Dal pentolone degli esordi si è arrivati a distribuire anche 25 mila piatti al mese, con una media di quasi 3 mila al giorno. Durante la guerra sono diventati anche 5 mila: «Lavoravamo 7 giorni su 7. Per 605 giorni non ci siamo mai fermati». Neanche sotto i droni e le bombe. Sì, perché la guerra per Hani e Mariam è stata una delle tante tragedie che, armati di mestoli e fornelli, hanno affrontato in questi cinque anni: l’esplosione del porto, l’acuirsi della crisi economica, la pandemia di Covid-19, il conflitto al sud del Paese. «Ma siamo sempre andati avanti», raccontano ai media vaticani.

Un guizzo appare dietro gli occhiali scuri di padre Hari quando ricorda le fasi iniziali del progetto. “Abitiamo a Byblos, a 40 km di distanza dalla capitale. Saputo della esplosione abbiamo preso una grande pentola e abbiamo iniziato a cucinare per i volontari e le persone colpite. In un primo momento era un progetto molto rudimentale, dopo si è sviluppato sempre di più di giorno in giorno».

Dopo un mese hanno affittato il capannone a cento metri dal porto, allestito ora con cucine professionali e un lunghissimo tavolo dove i due espongono sui social network le vaschette in alluminio ricolme di pietanze.

All’inizio a cucinare era solo Dounia, poi si è rimboccato le mani pure Hani. Lo ha dovuto fare per forza quando la moglie si è ritirata durante il confinamento a causa del Covid-19 per badare ai figli e alla casa. Finita la pandemia, sono tornati tutti in campo, inclusi i ragazzi: tre maschi e una femmina di 26, 20, 16 e 13 anni. Studenti e lavoratori, hanno aiutato i genitori da subito: «Sono sempre stati con noi. Prima i preparativi si facevano in casa», racconta la coppia. «Cucinavamo fino a mezzanotte, portavamo tutto il giorno dopo in strada. I ragazzi erano commossi. Si sono sempre dati da fare e hanno messo dentro pure i loro risparmi». Ora, compatibilmente con impegni di uffici e università e soprattutto d’estate, continuano a dare una mano.

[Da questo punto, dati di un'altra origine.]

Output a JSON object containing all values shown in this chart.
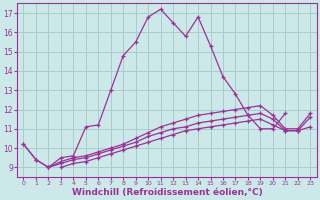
{
  "background_color": "#cce8e8",
  "grid_color": "#aacccc",
  "line_color": "#993399",
  "xlabel": "Windchill (Refroidissement éolien,°C)",
  "xlabel_fontsize": 6.5,
  "ylim": [
    8.5,
    17.5
  ],
  "xlim": [
    -0.5,
    23.5
  ],
  "yticks": [
    9,
    10,
    11,
    12,
    13,
    14,
    15,
    16,
    17
  ],
  "xticks": [
    0,
    1,
    2,
    3,
    4,
    5,
    6,
    7,
    8,
    9,
    10,
    11,
    12,
    13,
    14,
    15,
    16,
    17,
    18,
    19,
    20,
    21,
    22,
    23
  ],
  "series": [
    {
      "x": [
        0,
        1,
        2,
        3,
        4,
        5,
        6,
        7,
        8,
        9,
        10,
        11,
        12,
        13,
        14,
        15,
        16,
        17,
        18,
        19,
        20,
        21,
        22,
        23
      ],
      "y": [
        10.2,
        9.4,
        9.0,
        9.5,
        9.6,
        11.1,
        11.2,
        13.0,
        14.8,
        15.5,
        16.8,
        17.2,
        16.5,
        15.8,
        16.8,
        15.3,
        13.7,
        12.8,
        11.7,
        11.0,
        11.0,
        11.8,
        null,
        null
      ]
    },
    {
      "x": [
        0,
        1,
        2,
        3,
        4,
        5,
        6,
        7,
        8,
        9,
        10,
        11,
        12,
        13,
        14,
        15,
        16,
        17,
        18,
        19,
        20,
        21,
        22,
        23
      ],
      "y": [
        10.2,
        9.4,
        9.0,
        9.3,
        9.5,
        9.6,
        9.8,
        10.0,
        10.2,
        10.5,
        10.8,
        11.1,
        11.3,
        11.5,
        11.7,
        11.8,
        11.9,
        12.0,
        12.1,
        12.2,
        11.7,
        11.0,
        11.0,
        11.8
      ]
    },
    {
      "x": [
        0,
        1,
        2,
        3,
        4,
        5,
        6,
        7,
        8,
        9,
        10,
        11,
        12,
        13,
        14,
        15,
        16,
        17,
        18,
        19,
        20,
        21,
        22,
        23
      ],
      "y": [
        null,
        null,
        9.0,
        9.2,
        9.4,
        9.5,
        9.7,
        9.9,
        10.1,
        10.3,
        10.6,
        10.8,
        11.0,
        11.1,
        11.3,
        11.4,
        11.5,
        11.6,
        11.7,
        11.8,
        11.5,
        10.9,
        10.9,
        11.6
      ]
    },
    {
      "x": [
        0,
        1,
        2,
        3,
        4,
        5,
        6,
        7,
        8,
        9,
        10,
        11,
        12,
        13,
        14,
        15,
        16,
        17,
        18,
        19,
        20,
        21,
        22,
        23
      ],
      "y": [
        null,
        null,
        null,
        9.0,
        9.2,
        9.3,
        9.5,
        9.7,
        9.9,
        10.1,
        10.3,
        10.5,
        10.7,
        10.9,
        11.0,
        11.1,
        11.2,
        11.3,
        11.4,
        11.5,
        11.2,
        10.9,
        10.9,
        11.1
      ]
    }
  ]
}
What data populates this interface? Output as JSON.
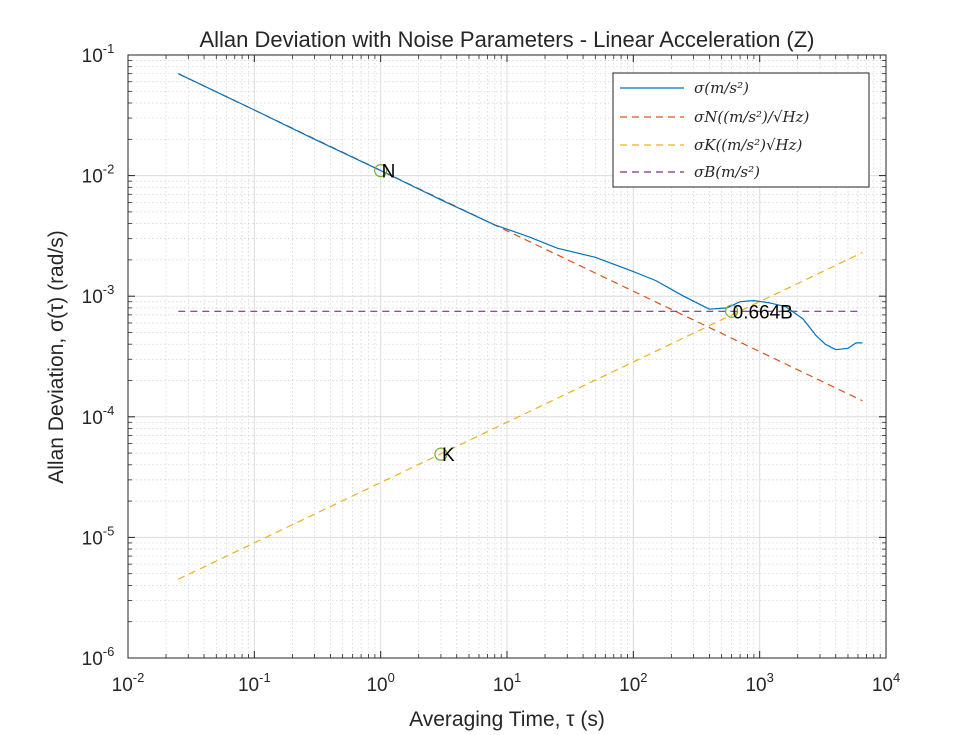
{
  "chart_data": {
    "type": "line",
    "title": "Allan Deviation with Noise Parameters - Linear Acceleration (Z)",
    "xlabel": "Averaging Time, τ (s)",
    "ylabel": "Allan Deviation, σ(τ) (rad/s)",
    "x_scale": "log",
    "y_scale": "log",
    "xlim": [
      0.01,
      10000
    ],
    "ylim": [
      1e-06,
      0.1
    ],
    "x_ticks": [
      {
        "base": "10",
        "exp": "-2",
        "value": 0.01
      },
      {
        "base": "10",
        "exp": "-1",
        "value": 0.1
      },
      {
        "base": "10",
        "exp": "0",
        "value": 1
      },
      {
        "base": "10",
        "exp": "1",
        "value": 10
      },
      {
        "base": "10",
        "exp": "2",
        "value": 100
      },
      {
        "base": "10",
        "exp": "3",
        "value": 1000
      },
      {
        "base": "10",
        "exp": "4",
        "value": 10000
      }
    ],
    "y_ticks": [
      {
        "base": "10",
        "exp": "-6",
        "value": 1e-06
      },
      {
        "base": "10",
        "exp": "-5",
        "value": 1e-05
      },
      {
        "base": "10",
        "exp": "-4",
        "value": 0.0001
      },
      {
        "base": "10",
        "exp": "-3",
        "value": 0.001
      },
      {
        "base": "10",
        "exp": "-2",
        "value": 0.01
      },
      {
        "base": "10",
        "exp": "-1",
        "value": 0.1
      }
    ],
    "grid": true,
    "legend_position": "top-right",
    "series": [
      {
        "name": "σ(m/s²)",
        "color": "#0072BD",
        "style": "solid",
        "x": [
          0.025,
          0.1,
          0.3,
          1,
          3,
          8,
          15,
          25,
          50,
          100,
          150,
          250,
          400,
          550,
          700,
          900,
          1200,
          1600,
          2200,
          2800,
          3300,
          4000,
          5000,
          5800,
          6500
        ],
        "y": [
          0.07,
          0.035,
          0.02,
          0.011,
          0.0063,
          0.0039,
          0.0031,
          0.0025,
          0.0021,
          0.0016,
          0.00135,
          0.001,
          0.00078,
          0.0008,
          0.0009,
          0.00092,
          0.00088,
          0.00082,
          0.00065,
          0.00047,
          0.0004,
          0.00036,
          0.00037,
          0.00041,
          0.00041
        ]
      },
      {
        "name": "σN((m/s²)/√Hz)",
        "color": "#D95319",
        "style": "dashed",
        "x": [
          0.025,
          6500
        ],
        "y": [
          0.07,
          0.000136
        ]
      },
      {
        "name": "σK((m/s²)√Hz)",
        "color": "#EDB120",
        "style": "dashed",
        "x": [
          0.025,
          6500
        ],
        "y": [
          4.5e-06,
          0.0023
        ]
      },
      {
        "name": "σB(m/s²)",
        "color": "#7E2F8E",
        "style": "dashed",
        "x": [
          0.025,
          6500
        ],
        "y": [
          0.00075,
          0.00075
        ]
      }
    ],
    "markers": [
      {
        "label": "N",
        "x": 1,
        "y": 0.011
      },
      {
        "label": "K",
        "x": 3,
        "y": 4.9e-05
      },
      {
        "label": "0.664B",
        "x": 600,
        "y": 0.00075
      }
    ]
  }
}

La Cuisine al momento conta sulla presenza di due chef professionisti che gestiscono la preparazione dei pasti giornalieri, oltre che sull’aiuto di numerosi volontari. E, come se non bastasse, Dounia ha iniziato a offrire pure supporto psicologico e psicosociale. «Abbiamo organizzato gruppi per bambini e per adulti», racconta. «In Libano la previdenza sociale non copre la terapia psicologica, ma c’è grande bisogno di guarire dai traumi e le persone qui sono molto traumatizzate. L’esplosione del porto, come anche tutti i problemi prima e dopo, hanno esercitato una forte pressione psicologica sulla popolazione. Ci sono sintomi che persistono, sindromi di stress post-traumatico e c’è anche violenza intrafamiliare. Molte persone non possono permettersi il lusso di andare da uno psicologo. Ho organizzato allora ambulatori gratuiti tre volte a settimana. La gente sa che siamo lì, prende appuntamento e viene».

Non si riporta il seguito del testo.